Daniel Shin, co-founder of Terraform Labs, as well as nine other associates, have been indicted by South Korean authorities on violations of capital markets laws in relation to the devastating collapse of the TerraUSD stablecoin and sister coin LUNA in May 2022.
Bloomberg reported that around £148mln (US$184mln) worth of assets has been seized from the accused individuals.
Terraform Labs’ collapse caused a US$40bn collapse of the algorithmic stablecoin project and marked the first domino to fall in the two-trillion-dollar cryptocurrency rout of 2022.
Thousands of investors, some who had put their entire life savings into the project, saw their entire investment disappear overnight.
Eight of the individuals named by South Korean authorities, including Shin, have been charged with illegal trading, while two others face breach of trust charges.

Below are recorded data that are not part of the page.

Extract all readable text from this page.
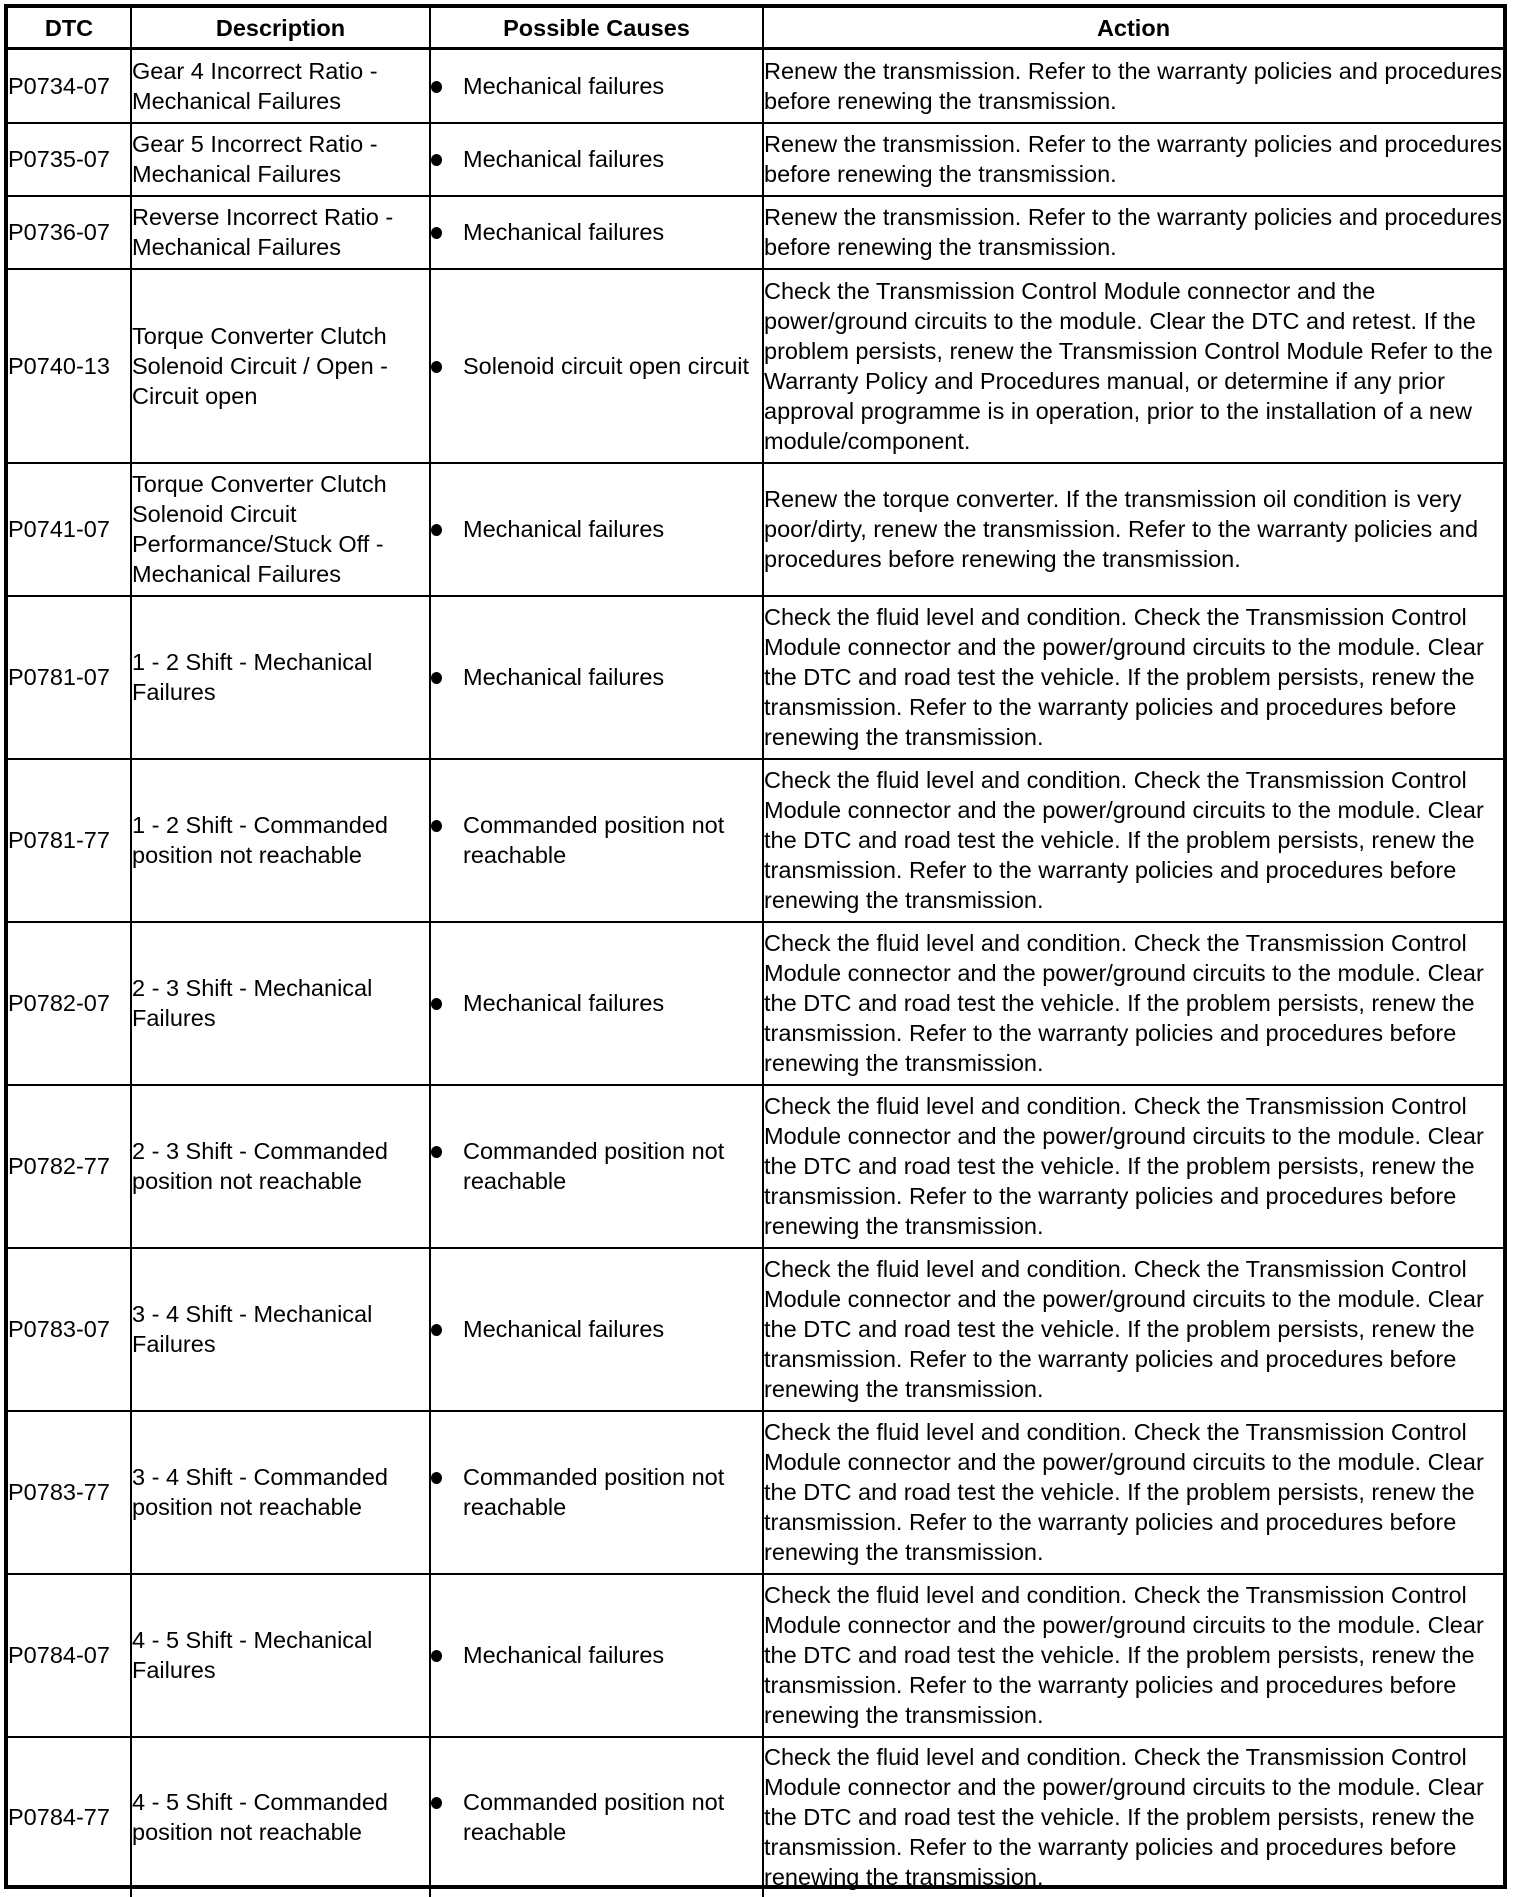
DTC	Description	Possible Causes	Action
P0734-07	Gear 4 Incorrect Ratio - Mechanical Failures	Mechanical failures	Renew the transmission. Refer to the warranty policies and procedures before renewing the transmission.
P0735-07	Gear 5 Incorrect Ratio - Mechanical Failures	Mechanical failures	Renew the transmission. Refer to the warranty policies and procedures before renewing the transmission.
P0736-07	Reverse Incorrect Ratio - Mechanical Failures	Mechanical failures	Renew the transmission. Refer to the warranty policies and procedures before renewing the transmission.
P0740-13	Torque Converter Clutch Solenoid Circuit / Open - Circuit open	Solenoid circuit open circuit	Check the Transmission Control Module connector and the power/ground circuits to the module. Clear the DTC and retest. If the problem persists, renew the Transmission Control Module Refer to the Warranty Policy and Procedures manual, or determine if any prior approval programme is in operation, prior to the installation of a new module/component.
P0741-07	Torque Converter Clutch Solenoid Circuit Performance/Stuck Off - Mechanical Failures	Mechanical failures	Renew the torque converter. If the transmission oil condition is very poor/dirty, renew the transmission. Refer to the warranty policies and procedures before renewing the transmission.
P0781-07	1 - 2 Shift - Mechanical Failures	Mechanical failures	Check the fluid level and condition. Check the Transmission Control Module connector and the power/ground circuits to the module. Clear the DTC and road test the vehicle. If the problem persists, renew the transmission. Refer to the warranty policies and procedures before renewing the transmission.
P0781-77	1 - 2 Shift - Commanded position not reachable	Commanded position not reachable	Check the fluid level and condition. Check the Transmission Control Module connector and the power/ground circuits to the module. Clear the DTC and road test the vehicle. If the problem persists, renew the transmission. Refer to the warranty policies and procedures before renewing the transmission.
P0782-07	2 - 3 Shift - Mechanical Failures	Mechanical failures	Check the fluid level and condition. Check the Transmission Control Module connector and the power/ground circuits to the module. Clear the DTC and road test the vehicle. If the problem persists, renew the transmission. Refer to the warranty policies and procedures before renewing the transmission.
P0782-77	2 - 3 Shift - Commanded position not reachable	Commanded position not reachable	Check the fluid level and condition. Check the Transmission Control Module connector and the power/ground circuits to the module. Clear the DTC and road test the vehicle. If the problem persists, renew the transmission. Refer to the warranty policies and procedures before renewing the transmission.
P0783-07	3 - 4 Shift - Mechanical Failures	Mechanical failures	Check the fluid level and condition. Check the Transmission Control Module connector and the power/ground circuits to the module. Clear the DTC and road test the vehicle. If the problem persists, renew the transmission. Refer to the warranty policies and procedures before renewing the transmission.
P0783-77	3 - 4 Shift - Commanded position not reachable	Commanded position not reachable	Check the fluid level and condition. Check the Transmission Control Module connector and the power/ground circuits to the module. Clear the DTC and road test the vehicle. If the problem persists, renew the transmission. Refer to the warranty policies and procedures before renewing the transmission.
P0784-07	4 - 5 Shift - Mechanical Failures	Mechanical failures	Check the fluid level and condition. Check the Transmission Control Module connector and the power/ground circuits to the module. Clear the DTC and road test the vehicle. If the problem persists, renew the transmission. Refer to the warranty policies and procedures before renewing the transmission.
P0784-77	4 - 5 Shift - Commanded position not reachable	Commanded position not reachable	Check the fluid level and condition. Check the Transmission Control Module connector and the power/ground circuits to the module. Clear the DTC and road test the vehicle. If the problem persists, renew the transmission. Refer to the warranty policies and procedures before renewing the transmission.
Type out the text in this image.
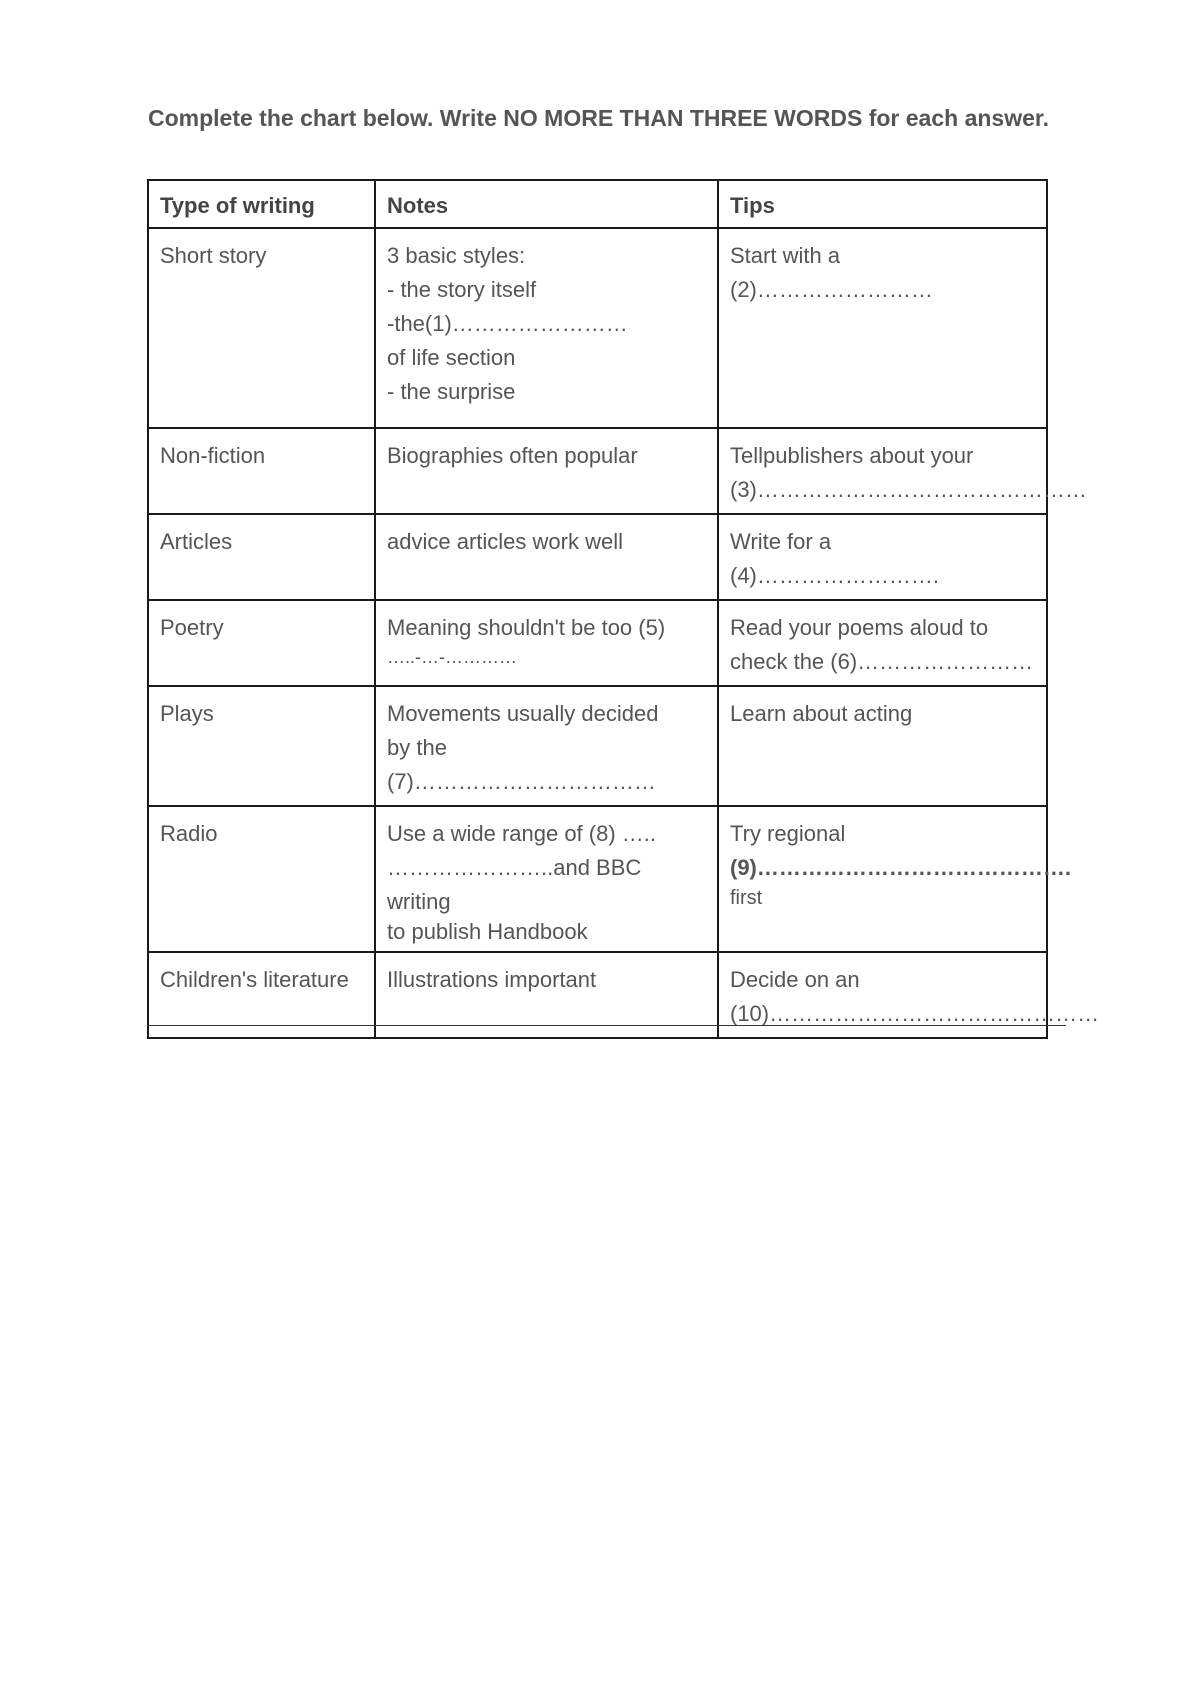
Complete the chart below. Write NO MORE THAN THREE WORDS for each answer.
Type of writing	Notes	Tips
Short story	3 basic styles:
- the story itself
-the(1)……………………
of life section
- the surprise	Start with a (2)……………………

Non-fiction	Biographies often popular	Tellpublishers about your
(3)………………………………………

Articles	advice articles work well	Write for a (4)…………………….

Poetry	Meaning shouldn't be too (5)
…..-…-…………	Read your poems aloud to
check the (6)……………………

Plays	Movements usually decided
by the (7)……………………………	Learn about acting

Radio	Use a wide range of (8) …..
…………………..and BBC writing
to publish Handbook	Try regional
(9)…………………………………….
first

Children's literature	Illustrations important	Decide on an
(10)………………………………………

Prosecutors called the project and the algorithms it ran on a "fabrication" from inception that caused “astronomical damage” for global investors.
“Shin has nothing to do with the Terra, Luna collapse as he left the company two years before the fallout,” Shin’s lawyers said in a statement, adding: “He voluntarily returned to South Korea immediately after the collapse, and has been faithfully cooperating with the probe for over 10 months, hoping to contribute to fact-finding.”
The indictments come exactly one month after the arrest of Terra kingpin Do Kwon in Montenegro, where he was hiding out as a fugitive.
Kwon had been wanted by South Korean and US authorities on charges of fraud and securities law violations relating to Terraform Labs collapse. He remains in a Montenegro prison awaiting possible extradition to either the US or South Korea.